La Rioja

La primera cachibirria de la historia en Villavelayo

Villavelayo ha vivido este fin de semana (12, 13 y 14 de agosto) sus fiestas patronales en honor a Santa Áurea con una mujer como ‘cachibirria’ por primera vez en su historia. Carmen Martín, de 22 años y descendiente de la pequeña localidad serrana, ha portado el bastón de mando de la localidad durante las tres jornadas festivas, convirtiéndose así en la primera mujer que ostenta el cargo de mayor autoridad de las fiestas.

La Asociación Cultural y Juvenil ‘El Cachón’ decidió modificar este año una tradición reservada hasta la fecha sólo a los hombres y que impedía a las mujeres optar a este cargo por razones exclusivamente de sexo. Tras el visto bueno del Ayuntamiento del municipio, los criterios de selección llevaron a Carmen Martín a ser elegida ‘alma máter’ de las fiestas vilayas.

En estos criterios ha desaparecido, por fin, la distinción entre hombres y mujeres. Esta era una reivindicación muchas veces repetida por numerosas vilayas que quisieron optar al puesto y no pudieron hacerlo. Pese a pequeñas voces discordantes con la iniciativa, el apoyo del pueblo ha sido prácticamente unánime desde anteriores semanas a la celebración de las fiestas.

La defensa de «la valentía» de la joven y la igualdad han sido la bandera vilaya de este verano, en el que sus ‘vivas’ festivos por primera vez han sido gritados por una voz femenina y los bailes en las puertas de las casas han tenido silueta de mujer. Como muestra, la imagen de casi treinta cachibirrios (la documentación existente da los nombres de todos ellos desde 1940) arropándola tras el homenaje en el que se le entregó una figura y una banda conmemorativa.

Fiestas de Villavelayo - 247

LA LEYENDA DEL CACHIBIRRIO

El cachibirrio es la máxima autoridad de Villavelayo durante sus fiestas ya que, según cuenta una leyenda que se remonta al siglo XV, un joven de la localidad se rebeló contra la autoridad feudal que impuso la entrega de tres ovejas a cada vecino y acabó ahorcado.

Este joven pastor sólo contaba con tres ovejas como patrimonio y las tuvo que entregar, tras lo que fue nombrado alcalde al llegar las fiestas de Santa Áurea por todos sus vecinos, rechazando la autoridad de aquel señor. Éste, para mostrar su poder, le ordenó bailar hasta que mandase parar al gaitero. Aguantó el joven durante varias horas y acabó con el músico reventado cayendo sin poder seguir tocando.

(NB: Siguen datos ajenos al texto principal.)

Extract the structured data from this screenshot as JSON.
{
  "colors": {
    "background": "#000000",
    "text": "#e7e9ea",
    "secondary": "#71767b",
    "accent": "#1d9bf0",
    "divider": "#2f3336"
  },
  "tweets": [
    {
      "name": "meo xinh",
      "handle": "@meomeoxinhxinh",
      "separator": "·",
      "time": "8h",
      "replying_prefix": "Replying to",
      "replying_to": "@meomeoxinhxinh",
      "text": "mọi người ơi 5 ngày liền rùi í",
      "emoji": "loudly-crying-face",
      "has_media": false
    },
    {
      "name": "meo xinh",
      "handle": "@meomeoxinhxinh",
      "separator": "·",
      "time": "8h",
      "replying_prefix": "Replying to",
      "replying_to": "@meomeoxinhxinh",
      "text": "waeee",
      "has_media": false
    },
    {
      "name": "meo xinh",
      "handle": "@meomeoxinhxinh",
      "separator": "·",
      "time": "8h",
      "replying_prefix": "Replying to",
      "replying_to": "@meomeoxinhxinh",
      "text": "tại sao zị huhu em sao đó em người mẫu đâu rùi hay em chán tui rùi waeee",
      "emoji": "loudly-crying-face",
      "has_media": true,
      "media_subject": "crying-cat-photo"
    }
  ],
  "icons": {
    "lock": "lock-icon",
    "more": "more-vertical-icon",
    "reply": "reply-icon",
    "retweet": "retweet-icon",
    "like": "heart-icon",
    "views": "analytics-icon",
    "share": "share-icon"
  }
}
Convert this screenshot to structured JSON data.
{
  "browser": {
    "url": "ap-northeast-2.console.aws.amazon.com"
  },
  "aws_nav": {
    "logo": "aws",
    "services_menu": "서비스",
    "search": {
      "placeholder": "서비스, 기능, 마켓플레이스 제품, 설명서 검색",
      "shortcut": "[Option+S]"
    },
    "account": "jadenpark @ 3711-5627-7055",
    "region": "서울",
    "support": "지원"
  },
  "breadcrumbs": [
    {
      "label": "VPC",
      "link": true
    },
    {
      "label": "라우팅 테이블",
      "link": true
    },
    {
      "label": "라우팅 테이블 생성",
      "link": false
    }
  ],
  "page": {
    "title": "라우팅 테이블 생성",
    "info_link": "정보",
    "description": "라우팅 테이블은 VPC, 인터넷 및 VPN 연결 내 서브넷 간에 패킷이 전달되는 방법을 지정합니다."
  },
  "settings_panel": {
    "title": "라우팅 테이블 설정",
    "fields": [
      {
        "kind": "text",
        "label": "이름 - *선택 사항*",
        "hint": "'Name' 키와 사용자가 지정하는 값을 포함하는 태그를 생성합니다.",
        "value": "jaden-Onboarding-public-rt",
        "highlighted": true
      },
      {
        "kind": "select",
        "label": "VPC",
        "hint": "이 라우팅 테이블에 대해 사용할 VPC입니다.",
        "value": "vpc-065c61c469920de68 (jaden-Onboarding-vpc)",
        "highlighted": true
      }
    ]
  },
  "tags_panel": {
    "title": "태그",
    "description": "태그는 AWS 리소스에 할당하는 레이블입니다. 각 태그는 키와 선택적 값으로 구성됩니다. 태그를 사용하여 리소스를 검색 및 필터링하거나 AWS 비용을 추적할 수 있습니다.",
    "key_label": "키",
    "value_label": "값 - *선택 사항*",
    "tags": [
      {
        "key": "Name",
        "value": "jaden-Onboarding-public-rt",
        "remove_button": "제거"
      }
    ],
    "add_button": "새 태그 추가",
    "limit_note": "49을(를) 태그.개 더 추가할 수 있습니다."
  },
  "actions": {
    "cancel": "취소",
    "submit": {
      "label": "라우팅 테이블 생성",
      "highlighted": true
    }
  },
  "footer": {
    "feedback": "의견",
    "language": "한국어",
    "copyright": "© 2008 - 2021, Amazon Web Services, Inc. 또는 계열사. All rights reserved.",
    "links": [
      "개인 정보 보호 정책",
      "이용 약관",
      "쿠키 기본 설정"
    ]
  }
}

Al caer el músico sin que el joven parase de bailar, el pastor hizo una reverencia a sus vecinos dando la espalda al señor feudal, que lo mandó ahorcar debido al desplante.

LA GAITA DE CERVERA

La misma reivindicación que existía en Villavelayo y que ahora se ha convertido en una realidad también ha sido noticia en otra localidad riojana este verano. No se trata de la figura del cachibirrio sino del baile de la Gaita, una danza típica de Cervera en la que sólo bailan jóvenes varones solteros. En las fiestas de Santa Ana celebradas este año, varias mujeres entraron a bailar forzando que la música tuviera que parar por orden de la cofradía de la localidad.